Burada amacımız insanlara firmalarda uygulanan sistemler hakkında bilgi vermek değildir. Firmalarında Kaliteye ve Müşteriye değer veren yöneticiler bu eğitimleri alıyorlar ve uyguluyorlar. Bazı firmalar yılda 2 bazıları ise yılda 1 kez dış veya dış denetimle uygulamaları gözden geçiriyorlar.
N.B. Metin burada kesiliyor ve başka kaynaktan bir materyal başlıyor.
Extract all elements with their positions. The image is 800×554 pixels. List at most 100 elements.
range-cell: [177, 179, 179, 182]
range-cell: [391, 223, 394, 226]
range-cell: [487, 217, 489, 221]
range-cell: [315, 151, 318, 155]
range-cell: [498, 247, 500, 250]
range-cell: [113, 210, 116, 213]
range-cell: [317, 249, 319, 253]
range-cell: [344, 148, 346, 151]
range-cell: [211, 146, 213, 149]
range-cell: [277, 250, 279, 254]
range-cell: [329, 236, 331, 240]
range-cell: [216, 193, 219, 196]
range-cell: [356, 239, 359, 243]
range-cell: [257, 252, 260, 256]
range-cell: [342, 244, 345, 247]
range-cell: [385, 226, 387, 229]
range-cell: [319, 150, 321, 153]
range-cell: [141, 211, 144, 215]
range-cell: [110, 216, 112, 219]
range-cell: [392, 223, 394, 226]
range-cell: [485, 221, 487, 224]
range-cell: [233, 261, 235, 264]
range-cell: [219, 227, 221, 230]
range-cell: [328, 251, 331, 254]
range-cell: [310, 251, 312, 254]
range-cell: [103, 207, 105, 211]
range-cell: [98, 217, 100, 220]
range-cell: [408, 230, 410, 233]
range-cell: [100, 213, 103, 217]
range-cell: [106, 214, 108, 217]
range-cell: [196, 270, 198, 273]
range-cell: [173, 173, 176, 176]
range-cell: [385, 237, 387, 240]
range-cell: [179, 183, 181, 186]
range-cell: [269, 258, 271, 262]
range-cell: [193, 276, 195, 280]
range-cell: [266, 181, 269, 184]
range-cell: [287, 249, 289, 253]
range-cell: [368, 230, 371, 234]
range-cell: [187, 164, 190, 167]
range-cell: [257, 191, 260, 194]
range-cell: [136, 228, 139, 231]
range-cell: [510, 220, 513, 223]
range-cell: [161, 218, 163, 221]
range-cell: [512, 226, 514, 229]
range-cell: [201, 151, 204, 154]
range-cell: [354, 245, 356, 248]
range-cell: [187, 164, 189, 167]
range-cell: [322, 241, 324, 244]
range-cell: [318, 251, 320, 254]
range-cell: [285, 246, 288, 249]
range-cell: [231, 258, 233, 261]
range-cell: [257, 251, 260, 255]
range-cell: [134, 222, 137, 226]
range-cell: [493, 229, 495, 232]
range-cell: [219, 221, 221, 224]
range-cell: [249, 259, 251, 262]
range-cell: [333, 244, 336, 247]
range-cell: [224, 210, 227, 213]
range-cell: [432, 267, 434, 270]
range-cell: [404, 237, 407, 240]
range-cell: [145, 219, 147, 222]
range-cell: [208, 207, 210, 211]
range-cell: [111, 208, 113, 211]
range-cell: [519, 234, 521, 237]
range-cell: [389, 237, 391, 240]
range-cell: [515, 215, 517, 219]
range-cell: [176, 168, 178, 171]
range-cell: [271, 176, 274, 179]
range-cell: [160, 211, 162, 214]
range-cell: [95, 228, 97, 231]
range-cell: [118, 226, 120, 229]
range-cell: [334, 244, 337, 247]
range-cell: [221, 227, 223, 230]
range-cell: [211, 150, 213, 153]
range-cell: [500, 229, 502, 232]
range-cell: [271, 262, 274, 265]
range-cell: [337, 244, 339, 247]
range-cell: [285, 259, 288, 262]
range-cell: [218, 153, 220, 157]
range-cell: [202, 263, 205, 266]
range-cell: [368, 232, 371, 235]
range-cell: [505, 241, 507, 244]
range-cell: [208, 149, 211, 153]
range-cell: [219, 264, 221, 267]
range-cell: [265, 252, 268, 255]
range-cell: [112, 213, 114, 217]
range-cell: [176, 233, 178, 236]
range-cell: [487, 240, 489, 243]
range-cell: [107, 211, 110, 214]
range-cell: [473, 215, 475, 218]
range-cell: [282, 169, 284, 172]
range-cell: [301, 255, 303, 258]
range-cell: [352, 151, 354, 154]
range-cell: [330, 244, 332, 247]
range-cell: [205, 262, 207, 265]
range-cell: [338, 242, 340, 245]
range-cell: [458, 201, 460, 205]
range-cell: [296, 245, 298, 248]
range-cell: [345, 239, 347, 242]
Amacımız; hayatımızda bu faaliyetleri nasıl yapıyoruz veya yapmalıyız. Hayat kalitemizi nasıl yükseltmeliyiz. Bizim için tamamı müşteri olan aile çevremiz, akrabalarımız, komşularımız, içinde yaşadığımız şehir, ülke ve hatta dünyaya karşı nasıl olumlu davranışlarda bulunabiliriz. Devlete karşı vatandaşlık görevlerimizi nasıl hatasız yerine getirebiliriz.

Aslında yaratılışımızın gayesi, ahretin tarlası olan imtihanımızı nasıl eksiksiz verebilirizi anlamaktır. Bu konuya biraz anlam katmak ve kurumsal kültür ile manevi değerlerimizi oluşturan İslami kimlik arasında nasıl bir bağlantı kurabiliriz ki, yaptıklarımız yapacaklarımızın teminatı olsun.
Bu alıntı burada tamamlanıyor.